I finally got to the bottom of my MW5 Unreal Engine4 fatal crashes using my son's gaming rig and wanted to post this for anyone banging their head against a wall.
The punch line is Windows Timeout Detection and Recovery (TDR) not waiting long enough (2 sec) for GPU render transitions, restarting the GPU driver (nVidia GTX in my case), causing UE4 to fatally crash due to the GPU going away (from a DirectX perspective). Increasing the TDR waits to 60 seconds has *permanently* fixed my UE4 fatal crashes with zero negative effects.
Windows 7 (then Windows 8.1)
Dell Precision 690
Dual Intel Xeon x5355 (quad core 2.66GHz)
nVidia GTX 1050Ti
48GB RAM (DDR2 ECC @ 667MHz)
300MB/sec SSD
The final clue was occasionally getting "Display driver stopped responding and has recovered" Windows 7 taskbar error messages when NOT running games, just heavy Chrome usage (dozens of active tabs in several Chrome instances).
Just like the original poster above, I tried the latest nVidia driver and rolled back to the prior dozen driver versions and *still* got the "stopped responding" errors. The gaming rig hardware hadn't changed in years.
I stumbled upon a document posted by a 3D rendering company on exactly this problem.

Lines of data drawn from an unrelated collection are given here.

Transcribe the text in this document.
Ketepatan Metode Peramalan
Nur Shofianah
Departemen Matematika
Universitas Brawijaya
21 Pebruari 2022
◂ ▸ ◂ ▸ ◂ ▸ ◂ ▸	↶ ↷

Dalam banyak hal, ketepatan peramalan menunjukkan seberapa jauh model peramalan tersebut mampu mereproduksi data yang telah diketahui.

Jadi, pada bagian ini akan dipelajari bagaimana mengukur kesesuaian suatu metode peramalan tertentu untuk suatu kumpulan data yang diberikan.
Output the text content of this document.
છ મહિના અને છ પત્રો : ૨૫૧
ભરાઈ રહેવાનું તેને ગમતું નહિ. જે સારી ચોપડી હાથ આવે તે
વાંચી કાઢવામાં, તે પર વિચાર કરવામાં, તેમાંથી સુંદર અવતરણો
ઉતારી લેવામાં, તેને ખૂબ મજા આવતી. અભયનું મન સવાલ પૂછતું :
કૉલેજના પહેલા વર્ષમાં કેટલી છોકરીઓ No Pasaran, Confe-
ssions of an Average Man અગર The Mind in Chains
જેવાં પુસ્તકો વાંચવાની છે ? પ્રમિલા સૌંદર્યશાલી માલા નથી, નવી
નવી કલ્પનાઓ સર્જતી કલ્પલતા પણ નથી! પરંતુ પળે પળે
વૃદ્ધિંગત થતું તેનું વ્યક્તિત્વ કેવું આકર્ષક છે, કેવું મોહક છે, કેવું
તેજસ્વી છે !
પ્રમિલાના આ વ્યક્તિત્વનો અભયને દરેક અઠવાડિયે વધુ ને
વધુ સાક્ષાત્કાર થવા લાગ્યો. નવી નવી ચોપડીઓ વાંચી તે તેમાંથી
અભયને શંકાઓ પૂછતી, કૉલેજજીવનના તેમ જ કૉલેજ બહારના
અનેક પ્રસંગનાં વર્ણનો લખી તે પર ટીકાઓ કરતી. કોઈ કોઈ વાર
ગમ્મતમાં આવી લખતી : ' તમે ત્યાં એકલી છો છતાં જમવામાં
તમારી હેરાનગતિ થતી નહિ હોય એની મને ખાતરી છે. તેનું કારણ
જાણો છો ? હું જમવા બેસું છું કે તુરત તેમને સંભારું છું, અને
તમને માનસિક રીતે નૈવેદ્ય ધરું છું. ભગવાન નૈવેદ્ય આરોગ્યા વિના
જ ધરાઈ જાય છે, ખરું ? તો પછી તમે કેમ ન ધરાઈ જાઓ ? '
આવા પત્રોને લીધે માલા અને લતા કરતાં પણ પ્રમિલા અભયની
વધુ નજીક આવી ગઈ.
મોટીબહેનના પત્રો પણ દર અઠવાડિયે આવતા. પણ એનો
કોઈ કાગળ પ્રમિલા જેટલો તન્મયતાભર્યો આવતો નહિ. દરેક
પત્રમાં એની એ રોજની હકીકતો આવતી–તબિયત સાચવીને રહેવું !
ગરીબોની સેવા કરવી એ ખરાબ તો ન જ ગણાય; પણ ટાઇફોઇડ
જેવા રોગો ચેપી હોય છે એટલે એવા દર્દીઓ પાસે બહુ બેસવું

Their doc also notes the Microsoft document:
https://docs.substan...-128745489.html
To avoid link-rot, I'm going to paraphrase the article:
Why does the GPU driver crash ?
In order to prevent any rendering or GPU computation from locking the system, the Windows Operating System kills the GPU driver whenever a rendering takes more than a few seconds. When the driver is killed, the application using it crashes automatically. Since we can't possibly know how long a rendering or computation will take (it depends on the GPU, the drivers, the OS, the mesh size, the texture size, etc.), we cannot put a limit on how much the computer can process and avoid the crash.
On Windows there is a key in the registry specifying how many seconds the OS should wait before killing the driver call. Application are not authorized to modify this setting directly, this procedure has to be done manually (see below).
You can find more details about it here :
https://docs.microso...r-registry-keys
Create two 32bit DWORD registry keys (TdrDelay, TdrDdiDelay) to increase the TDR waits:
***WARNING: OS and video driver updates can change these registry values.***
regedit
Computer\HKEY_LOCAL_MACHINE\SYSTEM\CurrentControlSet\Control\GraphicsDrivers
New > DWORD (32bit) Value. Name it "TdrDelay"
In the right pane, double click the value TdrDelay. Change the Base setting to Decimal and set higher than the default 2 (we recommend 60).
New > DWORD (32bit) Value. name it "TdrDdiDelay"
In the right pane, double click the value TdrDdiDelay. Change the Base setting to Decimal and set the value higher than the default 5 (we recommend 60).
How to revert the TDR to its default values ?
There are two ways to revert the TDR to its default values :
Set the TdrDelay to 2 and the TdrDdiDelay to 5, by following the steps described above.
Or
Remove the TdrDelay and TdrDdiDelay keys from the registry.